Ответ разочаровывал, и все же это был не отказ. В конце концов, Эртанду и не нужно было успеть все – хотя бы больше других.
– Я буду использовать для учебы все свободное время, – с жаром произнес он.
– Надеюсь, что так. Но послушай сначала вот о чем. Не все наты, если их изменить на противоположные, будут действовать так, как ожидалось. Нужно учитывать их связь с другими натами и особенности каждого ната. А некоторые на вид обратные наты ты не сможешь поменять на их пару.
– Например?
Саттаро указал на разрезанную ящерицу.
– Наты жизни и смерти в своей основе кажутся отражением друг друга. Человека и в самом деле можно убить, если исказить его нат жизни и превратить в «смерть». Теоретически нат смерти тоже можно обратить в «жизнь», но на практике возникают сложности. Мне еще ни разу не удалось оживить животное, не говоря о человеке. И я не слышал, чтобы получилось у кого-то другого.

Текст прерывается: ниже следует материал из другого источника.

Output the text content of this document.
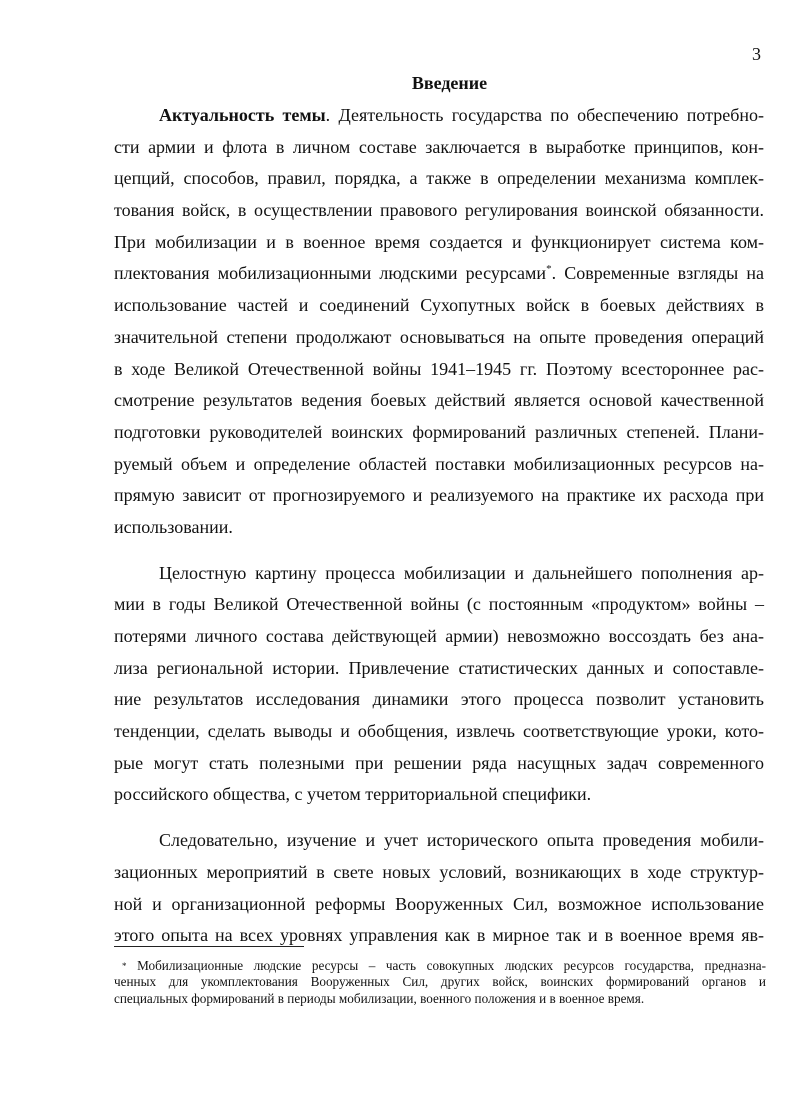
3
Введение
Актуальность темы. Деятельность государства по обеспечению потребно-
сти армии и флота в личном составе заключается в выработке принципов, кон-
цепций, способов, правил, порядка, а также в определении механизма комплек-
тования войск, в осуществлении правового регулирования воинской обязанности.
При мобилизации и в военное время создается и функционирует система ком-
плектования мобилизационными людскими ресурсами*. Современные взгляды на
использование частей и соединений Сухопутных войск в боевых действиях в
значительной степени продолжают основываться на опыте проведения операций
в ходе Великой Отечественной войны 1941–1945 гг. Поэтому всестороннее рас-
смотрение результатов ведения боевых действий является основой качественной
подготовки руководителей воинских формирований различных степеней. Плани-
руемый объем и определение областей поставки мобилизационных ресурсов на-
прямую зависит от прогнозируемого и реализуемого на практике их расхода при
использовании.
Целостную картину процесса мобилизации и дальнейшего пополнения ар-
мии в годы Великой Отечественной войны (с постоянным «продуктом» войны –
потерями личного состава действующей армии) невозможно воссоздать без ана-
лиза региональной истории. Привлечение статистических данных и сопоставле-
ние результатов исследования динамики этого процесса позволит установить
тенденции, сделать выводы и обобщения, извлечь соответствующие уроки, кото-
рые могут стать полезными при решении ряда насущных задач современного
российского общества, с учетом территориальной специфики.
Следовательно, изучение и учет исторического опыта проведения мобили-
зационных мероприятий в свете новых условий, возникающих в ходе структур-
ной и организационной реформы Вооруженных Сил, возможное использование
этого опыта на всех уровнях управления как в мирное так и в военное время яв-
* Мобилизационные людские ресурсы – часть совокупных людских ресурсов государства, предназна-
ченных для укомплектования Вооруженных Сил, других войск, воинских формирований органов и
специальных формирований в периоды мобилизации, военного положения и в военное время.
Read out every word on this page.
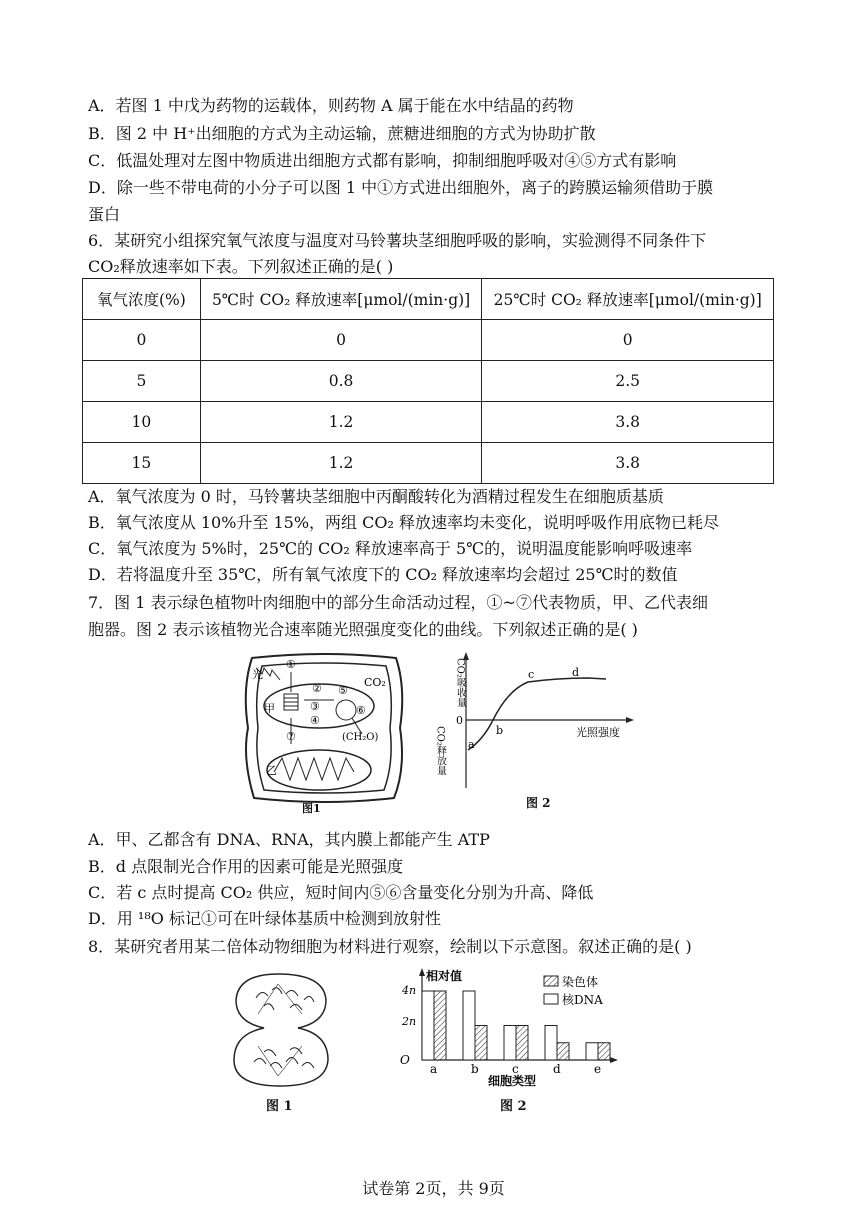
A．若图 1 中戊为药物的运载体，则药物 A 属于能在水中结晶的药物
B．图 2 中 H⁺出细胞的方式为主动运输，蔗糖进细胞的方式为协助扩散
C．低温处理对左图中物质进出细胞方式都有影响，抑制细胞呼吸对④⑤方式有影响
D．除一些不带电荷的小分子可以图 1 中①方式进出细胞外，离子的跨膜运输须借助于膜
蛋白
6．某研究小组探究氧气浓度与温度对马铃薯块茎细胞呼吸的影响，实验测得不同条件下
CO₂释放速率如下表。下列叙述正确的是( )
氧气浓度(%)	5℃时 CO₂ 释放速率[μmol/(min·g)]	25℃时 CO₂ 释放速率[μmol/(min·g)]
0	0	0
5	0.8	2.5
10	1.2	3.8
15	1.2	3.8
A．氧气浓度为 0 时，马铃薯块茎细胞中丙酮酸转化为酒精过程发生在细胞质基质
B．氧气浓度从 10%升至 15%，两组 CO₂ 释放速率均未变化，说明呼吸作用底物已耗尽
C．氧气浓度为 5%时，25℃的 CO₂ 释放速率高于 5℃的，说明温度能影响呼吸速率
D．若将温度升至 35℃，所有氧气浓度下的 CO₂ 释放速率均会超过 25℃时的数值
7．图 1 表示绿色植物叶肉细胞中的部分生命活动过程，①~⑦代表物质，甲、乙代表细
胞器。图 2 表示该植物光合速率随光照强度变化的曲线。下列叙述正确的是( )
光
甲
乙
CO₂
(CH₂O)
①
②
③
④
⑤
⑥
⑦
图1
CO₂吸收量
CO₂释放量
0
光照强度
a
b
c	d
图 2
A．甲、乙都含有 DNA、RNA，其内膜上都能产生 ATP
B．d 点限制光合作用的因素可能是光照强度
C．若 c 点时提高 CO₂ 供应，短时间内⑤⑥含量变化分别为升高、降低
D．用 ¹⁸O 标记①可在叶绿体基质中检测到放射性
8．某研究者用某二倍体动物细胞为材料进行观察，绘制以下示意图。叙述正确的是( )
图 1
相对值
O
2n
4n
细胞类型
染色体
核DNA
a	b	c	d	e
图 2
试卷第 2页，共 9页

– Может быть, это так же невозможно, как превратить железную решетку в куст роз?
– Не думаю. В конце концов, еще полгода назад ты тоже не подозревал, что будешь видеть человеческие наты. Это возможно, но нужно больше усилий. Больше практики. Причем не на изуродованных трупах, которые можно поднять из мертвых, только если сначала научиться приставлять к телу другую голову.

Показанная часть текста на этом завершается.